La historia enseña que la fusión de la ciencia y la fuerza de la sociedad organizada genera progreso, que la filosofía es arma espiritual de los pueblos, y éstos, encarnación y forma de actuar de la primera.

Los filósofos solos no pueden cambiar el mundo, pues el pensamiento puro no transforma realidades: son necesarias acciones políticas prácticas, pero científicamente guiadas.

El conocimiento como fin en sí mismo tiene efectos de satisfacción personal, su parte hedónica, el placer de desentrañar problemas complejos y dominar teorías abstrusas, pero si queda encerrado en la cabeza del científico, será estéril.

El hombre es, por definición, transformador; modifica su realidad para beneficiarse de ella, aunque hasta hoy le ha resultado más fácil transformar la naturaleza que la sociedad.

Puede construir presas gigantescas, puentes impresionantes, viajar al espacio, pero le resulta más difícil entender las relaciones sociales y transformarlas.

La causa de esa dificultad relativa radica en los intereses de clase que interfieren con el conocimiento llano de las cosas, e intencionalmente perturban y confunden, sumiendo a la ciencia social en perpetua polémica.

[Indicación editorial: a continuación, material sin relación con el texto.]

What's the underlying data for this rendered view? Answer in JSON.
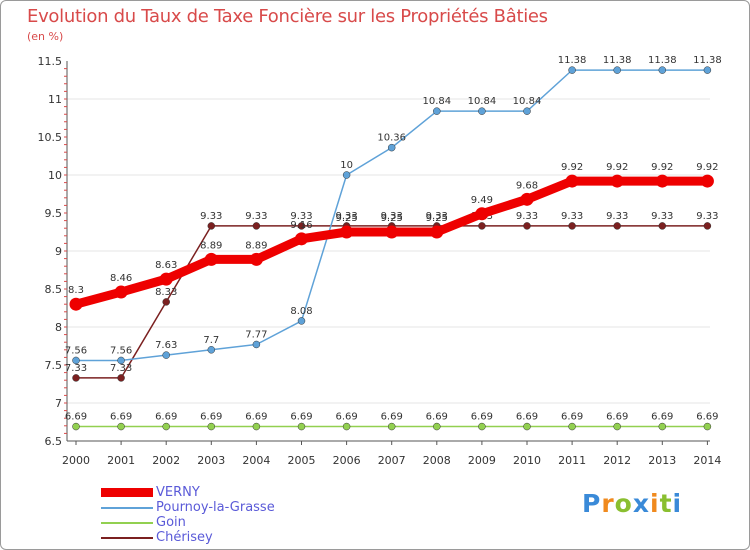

Ante tal confusión creada, hay quienes caen en el agnosticismo y la renuncia a entender las leyes del desarrollo social; pero la sociedad no puede permitirse sucumbir a tal confusión, pues necesita desentrañar el enredo teórico para ascender a nuevos estadios de desarrollo social.

Recuérdese que grandes cambios históricos, cuando las sociedades han madurado, han tenido como antecedente un despertar intelectual de los pueblos, como ocurrió con la Ilustración francesa, preludio intelectual de la Gran Revolución de 1789.

En fin, los jóvenes de extracción humilde, en lugar de aplicar su conocimiento para la superación de su clase toda, y con ella la de su propia familia, procuran el progreso individual buscando quién los utilice como mano de obra calificada.

Para que esto cambie es necesaria una educación crítica, que les enseñe a conocer la problemática social, a ubicarse en ella y proponer soluciones; al pueblo trabajador no le conviene una ciencia apologética, que maquille la realidad, sino una que la investigue con rigor, descubra las leyes del cambio y las aplique.